7 years ago
From the WSJ:
Mullah Omar, supreme leader of the Taliban, is reasserting direct control over the militant group’s loose-knit insurgency in Afghanistan, ordering attacks and shuffling field commanders in preparation for the arrival of thousands of additional U.S. troops, according to U.S. officials and insurgents in Afghanistan.
Until recently, the ground-level conduct of the Taliban’s war against the U.S.-led coalition has been left to local commanders acting on their own. Mr. Omar, who heads a Taliban leadership council called the Quetta “shura” — named after the city in southeast Pakistan where it is believed to be based — has typically focused on choosing Taliban leaders and funneling money, religious guidance and strategic advice to fighters.
But since the start of the year, Mr. Omar, through his direct lieutenants, has ordered a spate of suicide bombings and assassinations in southern and eastern Afghanistan that presage a bloody phase to come in the Afghan war, according to U.S. officials and Afghan insurgents …
In another unusual attack in mid-May, nearly a dozen suicide bombers struck targets in the provincial capital of Khost in eastern Afghanistan, leaving 12 people dead, not including the bombers. U.S. officials say the attack was ordered by the Quetta shura …
Mr. Omar’s push to centralize command has irked some rank-and-file Taliban, insurgents say, potentially leaving them more amenable to U.S. and Afghan outreach efforts. Drawing on a tactic first used in Iraq, the U.S. has been reaching out to moderate Taliban fighters in the hopes of reconciling them into Afghanistan’s political process.
However, Mr. Omar’s re-emergence could also lead to a more centralized and coordinated — and violent — insurgency that would pose an even greater threat, U.S. officials and insurgents say.
We have previously discussed the disaggregation of the Taliban into drug runners, petty thieves, local warlords, and distributed operations of small units of Taliban fighters. We said that this would make battling the Taliban more difficult.
There is a flip side to this coin. Despite romantic (maybe pedantic?) notions of swarm theory on the evolution of insurgencies (viz. John Robb at Global Guerrillas), every insurgency is different, from religious devotion to criminality, from (foreign) state sponsorship to complete independence from government influence or largesse, from responsibility being pushed downward to lower- and mid-tier commanders to (in this case) re-centralization of authority and power.

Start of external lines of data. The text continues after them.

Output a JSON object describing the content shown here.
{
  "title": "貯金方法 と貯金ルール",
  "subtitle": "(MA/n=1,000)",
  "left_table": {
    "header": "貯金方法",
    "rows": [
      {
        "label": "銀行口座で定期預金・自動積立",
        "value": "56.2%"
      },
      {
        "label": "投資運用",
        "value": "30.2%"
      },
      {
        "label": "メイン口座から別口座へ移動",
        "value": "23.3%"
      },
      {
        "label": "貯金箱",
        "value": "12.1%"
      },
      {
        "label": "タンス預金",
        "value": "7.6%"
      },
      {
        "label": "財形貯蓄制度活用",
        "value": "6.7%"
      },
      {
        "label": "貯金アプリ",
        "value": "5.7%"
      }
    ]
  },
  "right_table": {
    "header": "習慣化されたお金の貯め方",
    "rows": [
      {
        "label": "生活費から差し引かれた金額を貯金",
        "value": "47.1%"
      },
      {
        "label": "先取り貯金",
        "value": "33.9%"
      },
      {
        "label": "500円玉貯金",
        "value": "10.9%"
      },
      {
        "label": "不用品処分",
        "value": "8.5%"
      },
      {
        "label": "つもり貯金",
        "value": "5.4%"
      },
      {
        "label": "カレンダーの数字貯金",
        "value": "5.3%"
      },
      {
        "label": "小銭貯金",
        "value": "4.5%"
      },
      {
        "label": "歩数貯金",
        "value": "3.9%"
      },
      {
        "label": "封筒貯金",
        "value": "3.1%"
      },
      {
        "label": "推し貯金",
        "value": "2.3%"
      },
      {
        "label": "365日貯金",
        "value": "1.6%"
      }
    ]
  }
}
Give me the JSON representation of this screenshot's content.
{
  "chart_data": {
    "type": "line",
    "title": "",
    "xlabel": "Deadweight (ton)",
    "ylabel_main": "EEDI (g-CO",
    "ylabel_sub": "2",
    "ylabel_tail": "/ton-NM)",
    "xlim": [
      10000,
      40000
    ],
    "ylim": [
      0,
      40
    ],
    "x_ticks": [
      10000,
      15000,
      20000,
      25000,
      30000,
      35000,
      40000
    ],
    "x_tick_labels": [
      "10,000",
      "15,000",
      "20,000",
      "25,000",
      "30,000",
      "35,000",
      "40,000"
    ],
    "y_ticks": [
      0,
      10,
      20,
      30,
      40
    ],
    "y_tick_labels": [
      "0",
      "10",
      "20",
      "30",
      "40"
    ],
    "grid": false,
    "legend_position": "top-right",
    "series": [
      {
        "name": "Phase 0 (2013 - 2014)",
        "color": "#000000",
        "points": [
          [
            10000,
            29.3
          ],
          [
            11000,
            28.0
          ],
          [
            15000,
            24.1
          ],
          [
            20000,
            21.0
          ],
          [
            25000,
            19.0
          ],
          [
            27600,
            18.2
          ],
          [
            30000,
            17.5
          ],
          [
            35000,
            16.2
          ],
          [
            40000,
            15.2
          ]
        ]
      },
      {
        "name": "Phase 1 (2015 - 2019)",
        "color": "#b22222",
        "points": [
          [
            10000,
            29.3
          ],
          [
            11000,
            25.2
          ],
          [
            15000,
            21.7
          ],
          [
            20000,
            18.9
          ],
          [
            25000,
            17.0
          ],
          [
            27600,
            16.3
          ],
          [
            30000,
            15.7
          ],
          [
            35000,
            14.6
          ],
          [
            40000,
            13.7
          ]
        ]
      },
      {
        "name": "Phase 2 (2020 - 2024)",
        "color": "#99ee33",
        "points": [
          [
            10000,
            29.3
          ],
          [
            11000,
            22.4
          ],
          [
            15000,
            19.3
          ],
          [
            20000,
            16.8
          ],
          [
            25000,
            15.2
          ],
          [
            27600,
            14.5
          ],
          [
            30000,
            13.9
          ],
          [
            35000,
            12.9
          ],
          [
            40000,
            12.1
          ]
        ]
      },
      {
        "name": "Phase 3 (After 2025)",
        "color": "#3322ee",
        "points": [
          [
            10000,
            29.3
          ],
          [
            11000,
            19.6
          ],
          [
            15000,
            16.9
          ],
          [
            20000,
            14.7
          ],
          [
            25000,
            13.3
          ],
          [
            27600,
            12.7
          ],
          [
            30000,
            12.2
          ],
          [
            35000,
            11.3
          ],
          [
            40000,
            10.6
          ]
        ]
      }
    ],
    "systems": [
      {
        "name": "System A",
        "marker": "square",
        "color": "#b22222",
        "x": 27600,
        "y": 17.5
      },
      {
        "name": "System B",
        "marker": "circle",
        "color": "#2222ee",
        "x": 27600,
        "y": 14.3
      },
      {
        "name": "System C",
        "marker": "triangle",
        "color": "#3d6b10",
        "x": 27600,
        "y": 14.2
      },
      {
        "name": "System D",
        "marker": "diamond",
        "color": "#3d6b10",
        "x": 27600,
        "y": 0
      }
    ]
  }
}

Apparently, Mullah Omar believes that reassuming tactical control over his fighters is in his and the Taliban’s best interest. If he is successful, this might mean more difficulty in battling the Taliban in the South. The claim that some insurgents would be more amenable to outreach efforts due to this re-centralization of power appears to be wishful thinking. The Captain’s Journal simply doesn’t believe it.